After Stalin's death, those at the top of the Soviet hierarchy, having learned the price of dictatorship, were careful never to let too much power get into the hands of one man again, but the many of the same excesses which had characterized the old czarist regime began to grow within Soviet society. More and more, as time went on, it became apparent to the Soviet people that all power and privileges were concentrated into the hands of their ruling elite, namely the members of the CPSU and their sons and daughters. Ordinary Soviet citizens began more and more to lose faith in their system, and eventually that system, even though it still possessed massive powers of repression, collapsed virtually overnight without a shot ever being fired in its defense. Indeed, at the very last, realizing that its power was evaporating even in the city of Moscow, when the leaders of the Soviet Union called in the Red Army to help restore order, the rank-and-file of the Soviet military joined forces with the Soviet people, and the once-mighty Soviet system ended not with a bang, but with barely even a whimper.
If a single mantra might be safely attributed to those participating in the various Occupy movements spreading like wildfire across the USA today, that mantra might well be: "We are the 99%!" The movement has spread in a matter of mere days throughout the entire country, from virtually every major city in the country down to and including many small, even tiny in some cases, towns and communities which are located in both "red states" and "blue states," areas which traditionally have espoused wildly divergent political views. All of them are saying that the compact between the rulers and the ruled has been broken here too, that the wealthy, powerful elites of banking and industry have co-opted the American political system to the extent that it now serves only the needs of those wealthy, powerful elites, and not the needs or will of ordinary Americans.

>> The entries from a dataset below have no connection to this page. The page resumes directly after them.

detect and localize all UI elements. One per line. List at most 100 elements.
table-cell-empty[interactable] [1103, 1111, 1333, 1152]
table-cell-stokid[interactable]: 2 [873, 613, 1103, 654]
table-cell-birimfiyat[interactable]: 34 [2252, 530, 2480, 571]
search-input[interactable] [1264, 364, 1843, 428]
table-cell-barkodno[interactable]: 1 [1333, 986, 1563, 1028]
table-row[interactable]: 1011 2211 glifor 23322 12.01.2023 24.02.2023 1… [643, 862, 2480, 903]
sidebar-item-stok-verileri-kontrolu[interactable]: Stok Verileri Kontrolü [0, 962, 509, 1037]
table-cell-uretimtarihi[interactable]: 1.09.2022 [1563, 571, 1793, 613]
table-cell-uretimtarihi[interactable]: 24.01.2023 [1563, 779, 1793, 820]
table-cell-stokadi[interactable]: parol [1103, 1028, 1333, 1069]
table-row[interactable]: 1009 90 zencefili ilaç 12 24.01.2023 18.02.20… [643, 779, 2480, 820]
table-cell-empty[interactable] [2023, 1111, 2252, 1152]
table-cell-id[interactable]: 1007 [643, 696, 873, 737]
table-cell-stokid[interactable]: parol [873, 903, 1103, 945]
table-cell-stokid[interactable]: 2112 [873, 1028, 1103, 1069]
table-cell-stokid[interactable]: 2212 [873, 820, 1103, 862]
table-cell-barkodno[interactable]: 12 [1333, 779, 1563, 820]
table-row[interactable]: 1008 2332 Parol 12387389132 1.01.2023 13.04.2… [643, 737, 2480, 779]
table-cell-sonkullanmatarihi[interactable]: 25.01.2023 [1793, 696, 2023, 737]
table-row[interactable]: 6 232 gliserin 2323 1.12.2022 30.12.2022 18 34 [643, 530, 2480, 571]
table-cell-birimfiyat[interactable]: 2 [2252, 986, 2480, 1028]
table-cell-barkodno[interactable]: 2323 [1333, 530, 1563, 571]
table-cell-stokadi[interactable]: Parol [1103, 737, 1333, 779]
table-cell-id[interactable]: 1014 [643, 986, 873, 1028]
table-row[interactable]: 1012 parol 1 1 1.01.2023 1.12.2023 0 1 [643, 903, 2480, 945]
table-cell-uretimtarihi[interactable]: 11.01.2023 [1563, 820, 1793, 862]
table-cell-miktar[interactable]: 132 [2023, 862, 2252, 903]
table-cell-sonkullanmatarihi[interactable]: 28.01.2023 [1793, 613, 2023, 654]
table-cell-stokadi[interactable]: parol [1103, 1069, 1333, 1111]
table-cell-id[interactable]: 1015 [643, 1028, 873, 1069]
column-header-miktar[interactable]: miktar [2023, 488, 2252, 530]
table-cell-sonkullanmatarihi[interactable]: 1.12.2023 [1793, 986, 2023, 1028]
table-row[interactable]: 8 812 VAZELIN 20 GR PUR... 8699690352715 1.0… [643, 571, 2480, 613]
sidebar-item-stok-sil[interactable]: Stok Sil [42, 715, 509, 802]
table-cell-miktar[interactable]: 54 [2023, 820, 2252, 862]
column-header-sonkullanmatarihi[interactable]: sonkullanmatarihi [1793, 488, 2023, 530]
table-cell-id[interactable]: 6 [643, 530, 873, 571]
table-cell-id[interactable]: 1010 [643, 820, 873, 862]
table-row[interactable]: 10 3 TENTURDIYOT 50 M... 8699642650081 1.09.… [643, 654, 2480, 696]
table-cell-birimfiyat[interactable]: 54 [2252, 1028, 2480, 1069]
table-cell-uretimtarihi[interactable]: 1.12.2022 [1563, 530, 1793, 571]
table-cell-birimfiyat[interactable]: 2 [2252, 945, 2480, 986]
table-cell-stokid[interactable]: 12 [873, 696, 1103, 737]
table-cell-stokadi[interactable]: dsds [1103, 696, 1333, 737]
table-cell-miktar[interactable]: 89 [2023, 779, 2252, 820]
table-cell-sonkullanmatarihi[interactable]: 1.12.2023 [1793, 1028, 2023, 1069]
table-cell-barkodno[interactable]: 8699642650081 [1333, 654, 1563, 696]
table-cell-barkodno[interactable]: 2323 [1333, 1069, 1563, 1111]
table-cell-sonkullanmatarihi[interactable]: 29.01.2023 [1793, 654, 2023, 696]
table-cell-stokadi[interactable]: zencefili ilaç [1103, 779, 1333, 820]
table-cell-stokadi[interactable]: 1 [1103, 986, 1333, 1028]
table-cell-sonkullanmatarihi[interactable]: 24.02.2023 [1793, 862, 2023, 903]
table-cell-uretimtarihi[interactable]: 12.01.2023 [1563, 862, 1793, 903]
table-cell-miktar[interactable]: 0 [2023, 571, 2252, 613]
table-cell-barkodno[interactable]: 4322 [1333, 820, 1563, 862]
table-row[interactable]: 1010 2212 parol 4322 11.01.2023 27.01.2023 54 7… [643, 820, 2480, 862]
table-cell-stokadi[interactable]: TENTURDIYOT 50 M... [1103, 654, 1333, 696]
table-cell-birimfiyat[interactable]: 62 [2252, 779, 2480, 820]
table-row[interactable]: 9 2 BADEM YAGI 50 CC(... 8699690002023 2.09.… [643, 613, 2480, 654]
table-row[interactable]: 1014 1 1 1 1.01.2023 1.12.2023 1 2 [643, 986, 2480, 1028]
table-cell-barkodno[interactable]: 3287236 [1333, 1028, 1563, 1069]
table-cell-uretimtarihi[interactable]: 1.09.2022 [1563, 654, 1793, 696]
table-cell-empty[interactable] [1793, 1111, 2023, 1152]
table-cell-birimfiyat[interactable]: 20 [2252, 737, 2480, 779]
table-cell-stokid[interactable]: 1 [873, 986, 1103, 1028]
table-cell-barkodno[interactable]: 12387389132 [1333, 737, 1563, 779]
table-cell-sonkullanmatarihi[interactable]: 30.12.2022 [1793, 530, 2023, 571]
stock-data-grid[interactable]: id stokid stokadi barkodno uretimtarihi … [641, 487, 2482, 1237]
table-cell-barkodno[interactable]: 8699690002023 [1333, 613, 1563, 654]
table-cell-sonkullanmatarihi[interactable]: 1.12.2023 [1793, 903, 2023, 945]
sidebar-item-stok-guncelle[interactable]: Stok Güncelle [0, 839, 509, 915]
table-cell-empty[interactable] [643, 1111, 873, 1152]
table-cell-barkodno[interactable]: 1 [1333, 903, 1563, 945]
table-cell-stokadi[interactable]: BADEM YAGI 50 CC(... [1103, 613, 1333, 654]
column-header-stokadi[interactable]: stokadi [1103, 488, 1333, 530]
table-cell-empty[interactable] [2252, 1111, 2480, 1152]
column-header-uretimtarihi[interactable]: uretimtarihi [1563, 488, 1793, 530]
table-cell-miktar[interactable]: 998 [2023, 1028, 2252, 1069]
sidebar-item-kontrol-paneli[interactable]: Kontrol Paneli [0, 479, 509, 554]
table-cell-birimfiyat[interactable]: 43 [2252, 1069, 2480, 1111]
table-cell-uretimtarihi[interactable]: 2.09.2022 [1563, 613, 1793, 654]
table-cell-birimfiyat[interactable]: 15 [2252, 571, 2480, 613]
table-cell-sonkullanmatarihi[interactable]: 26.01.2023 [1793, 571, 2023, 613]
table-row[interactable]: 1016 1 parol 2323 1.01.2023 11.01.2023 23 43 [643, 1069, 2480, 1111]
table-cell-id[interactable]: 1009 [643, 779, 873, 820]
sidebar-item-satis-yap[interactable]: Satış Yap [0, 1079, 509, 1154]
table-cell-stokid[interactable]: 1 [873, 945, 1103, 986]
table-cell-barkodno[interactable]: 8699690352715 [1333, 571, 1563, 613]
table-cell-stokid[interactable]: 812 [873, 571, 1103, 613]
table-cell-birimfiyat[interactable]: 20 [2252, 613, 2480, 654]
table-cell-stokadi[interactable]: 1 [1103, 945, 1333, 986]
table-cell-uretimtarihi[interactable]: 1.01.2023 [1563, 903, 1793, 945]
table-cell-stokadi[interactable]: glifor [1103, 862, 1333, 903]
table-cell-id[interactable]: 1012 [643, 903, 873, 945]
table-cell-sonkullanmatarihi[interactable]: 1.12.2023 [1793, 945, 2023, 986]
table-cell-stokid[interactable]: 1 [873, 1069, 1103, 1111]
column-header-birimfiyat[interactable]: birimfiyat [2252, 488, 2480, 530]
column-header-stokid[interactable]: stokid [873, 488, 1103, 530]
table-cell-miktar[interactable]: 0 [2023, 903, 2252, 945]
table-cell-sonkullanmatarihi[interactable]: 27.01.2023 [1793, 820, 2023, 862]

One thing which has struck me almost from the beginning is that the protesters seem to have no "end-game." There are no identifiable leaders, there is no identifiable political program, and it has appeared throughout that the protesters' objective, if any, has been the protests themselves. Could it be that this is the end-game which has so far eluded me? Are they betting that, with tens of thousands of Americans protesting in the streets from coast to coast, and with more people joining their numbers almost by the minute, they believe that the American system of government will also come crashing down, as unable to defend itself as were its Soviet counterparts two decades ago?
Make no mistake about it. The US government does possess the means to defend itself. We have had in this country for a decade now a massive "national security" establishment on a scale never seen in the United States prior to the former Bush administration, an establishment which has, under President Obama, been granted even more power, with the President of the United States himself now able, supposedly legally, even to order the assassination of American citizens without charges and without trial. Any American can now be labeled as a "suspected terrorist" and "detained" indefinitely without any of the traditional due processes of law ever coming into play.
Then there is the US military to consider. Yes, it seems that some, perhaps more than a few, former military personnel have joined the protesters in at least a few places, but that is a far cry from actively serving men and women in the armed forces. Were the government in Washington to begin to feel itself really threatened, what would their reaction be?
I have no idea where it is all leading or how it will all end any more than anyone else does at this point, but I don't think it is any exaggeration to observe that, insofar as what is taking place throughout the United States at this juncture is concerned, no one has ever seen anything like it before.